For only as long as it takes him to get to the door, Josh thinks it might be Jena. She dropped something. She forgot something. She changed her heart. But even as he puts his hand on the knob he knows it isn’t her. He opens the door.
It’s Ramona. She’s all in black — black coat, black lace skirt, black boots, black hearts hanging from her ears — looming in front of him like the ghost of Valentine’s to come. She doesn’t wait for him to ask her in. She strides past him, stepping on the fallen flower. She has her violin strapped across her back.
“Christ,” she says, “turn on a light before I trip over something.”
He has no choice but to follow her in, kicking the rose into a corner and turning on a light. “What are you doing here?”
At the moment she’s looking around the room. She squinches up her nose. “It smells like a florist. Or one of those New Age shops with all the crystals in the window.”
“So what are you doing here?”
She turns to face him. “I saw Jena leave with Simon.” Even her earrings seem to shrug. “So I figured they made up.”
This is all he needs. A lecture from Ramona. “Look, I know what you’re going to say. You told me so. You —”
“That’s not what I’m going to say. I didn’t come to make you feel worse. I came to get you. You know, for the party.”
“The party?” He needs a party about as much as Charley Patton needs a skateboard. “But I —”

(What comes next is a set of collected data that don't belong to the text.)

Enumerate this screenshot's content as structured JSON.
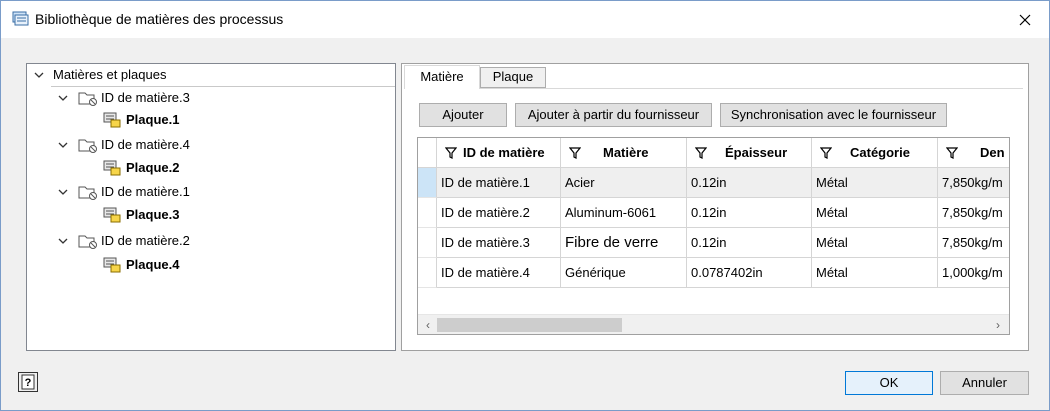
{
  "window": {
    "title": "Bibliothèque de matières des processus"
  },
  "tree": {
    "root_label": "Matières et plaques",
    "items": [
      {
        "label": "ID de matière.3",
        "plate": "Plaque.1"
      },
      {
        "label": "ID de matière.4",
        "plate": "Plaque.2"
      },
      {
        "label": "ID de matière.1",
        "plate": "Plaque.3"
      },
      {
        "label": "ID de matière.2",
        "plate": "Plaque.4"
      }
    ]
  },
  "tabs": [
    {
      "label": "Matière"
    },
    {
      "label": "Plaque"
    }
  ],
  "toolbar": {
    "add_label": "Ajouter",
    "add_from_supplier_label": "Ajouter à partir du fournisseur",
    "sync_label": "Synchronisation avec le fournisseur"
  },
  "table": {
    "columns": [
      "ID de matière",
      "Matière",
      "Épaisseur",
      "Catégorie",
      "Den"
    ],
    "rows": [
      [
        "ID de matière.1",
        "Acier",
        "0.12in",
        "Métal",
        "7,850kg/m"
      ],
      [
        "ID de matière.2",
        "Aluminum-6061",
        "0.12in",
        "Métal",
        "7,850kg/m"
      ],
      [
        "ID de matière.3",
        "Fibre de verre",
        "0.12in",
        "Métal",
        "7,850kg/m"
      ],
      [
        "ID de matière.4",
        "Générique",
        "0.0787402in",
        "Métal",
        "1,000kg/m"
      ]
    ]
  },
  "footer": {
    "ok_label": "OK",
    "cancel_label": "Annuler"
  }
}
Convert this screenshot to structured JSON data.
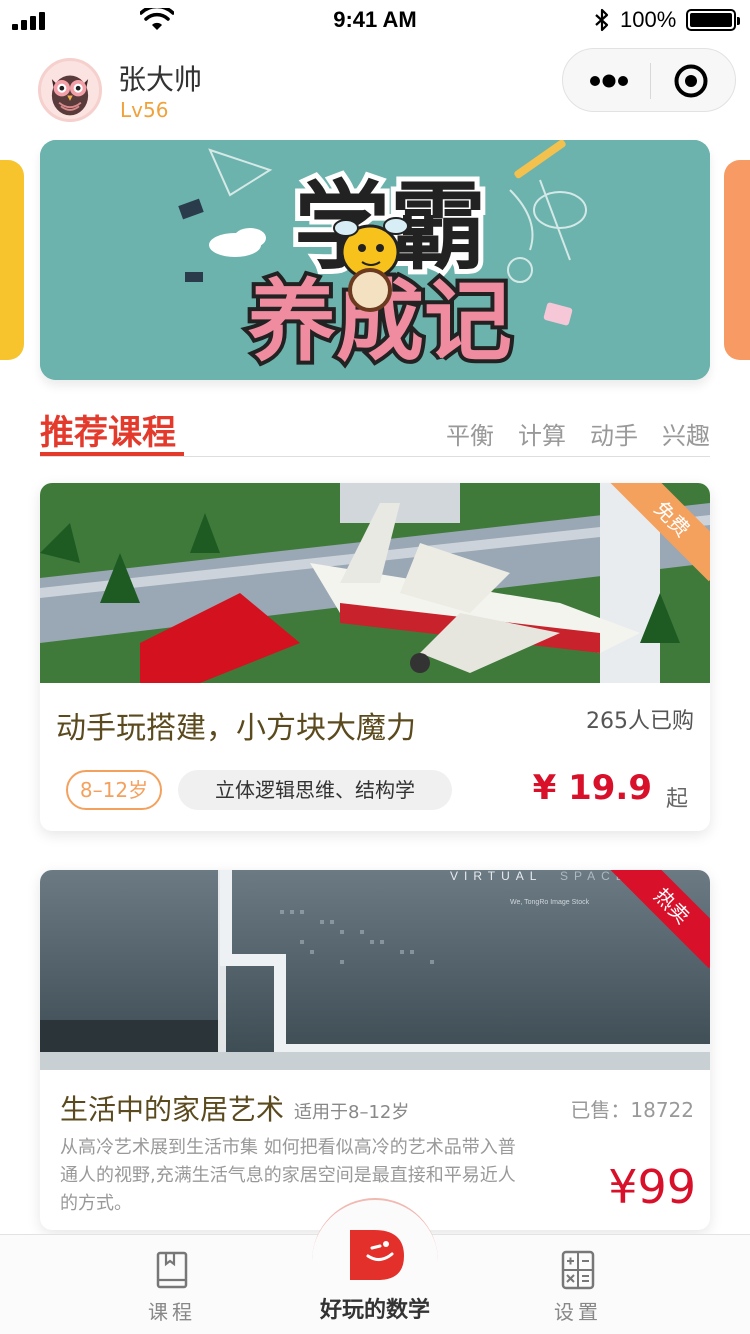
{
  "status_bar": {
    "time": "9:41 AM",
    "battery": "100%",
    "signal_icon": "signal-bars-icon",
    "wifi_icon": "wifi-icon",
    "bluetooth_icon": "bluetooth-icon"
  },
  "user": {
    "name": "张大帅",
    "level": "Lv56",
    "avatar_icon": "owl-avatar"
  },
  "capsule": {
    "more_icon": "more-dots-icon",
    "close_icon": "target-circle-icon"
  },
  "banner": {
    "title_line1": "学霸",
    "title_line2": "养成记",
    "bg_color": "#6cb3ad"
  },
  "section": {
    "title": "推荐课程",
    "tabs": [
      "平衡",
      "计算",
      "动手",
      "兴趣"
    ],
    "accent_color": "#e33a2c"
  },
  "courses": [
    {
      "badge": "免费",
      "title": "动手玩搭建，小方块大魔力",
      "sold": "265人已购",
      "age_tag": "8–12岁",
      "skill_tag": "立体逻辑思维、结构学",
      "price": "¥ 19.9",
      "price_suffix": "起",
      "image": "lego-airplane-photo"
    },
    {
      "badge": "热卖",
      "title": "生活中的家居艺术",
      "age": "适用于8–12岁",
      "sold": "已售：18722",
      "description": "从高冷艺术展到生活市集 如何把看似高冷的艺术品带入普通人的视野,充满生活气息的家居空间是最直接和平易近人的方式。",
      "price": "¥99",
      "image_text_1": "VIRTUAL",
      "image_text_2": "SPACE",
      "image_caption": "We, TongRo Image Stock"
    }
  ],
  "tabbar": {
    "courses_label": "课程",
    "center_label": "好玩的数学",
    "settings_label": "设置",
    "courses_icon": "book-icon",
    "center_icon": "app-logo-icon",
    "settings_icon": "calculator-icon",
    "price_color": "#d8102a"
  }
}
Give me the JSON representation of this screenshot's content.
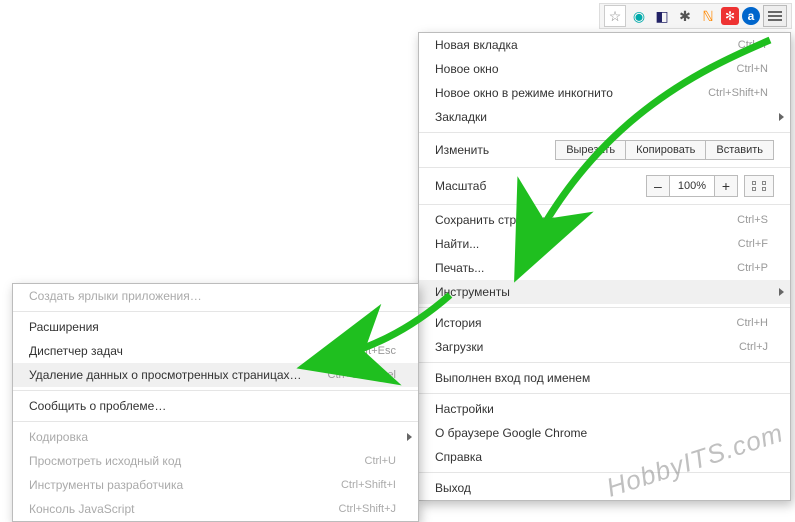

“No buts,” says Ramona. “You’re coming with me.”
“I don’t really feel —”
Ramona doesn’t care. She’s a lot more like her mother than he thought. “You’re not sitting here by yourself in the dark all night. You’re going to come and hang out with the rest of us. We’re all in the same boat, Josh. You, me, Sal, Carver, Murray, and Zara. And it’s not the love boat. So you’re going to get your guitar and we’re going to play some cool music and by the end of the night everybody’s going to feel a lot better. You know, ’cause at least we have great songs and friends.”
“I appreciate what you’re trying to do, Mo —”
“I’m not trying. I’m doing it.” She grabs him by the shoulders. Her eyes are darker than he thought, too. “You listen to me, Joshua Shine. I know you talked to Sal, so I know you know how great he’s feeling. And how great I’m feeling. Really, if you want the truth, we all feel shitty. Maybe not as shitty as you’re feeling right now, but bad enough. So get over yourself.” She looks at the couch. “Back me up here, Charley. Don’t you think I’m right?”
Charley Patton opens his eyes, stares at them both for a second, then closes his eyes again.
“That’s a yes,” says Ramona. “He doesn’t want you hanging around here making him depressed.” As she takes her hands from his shoulders, she gives him a shove. “Go get your guitar.”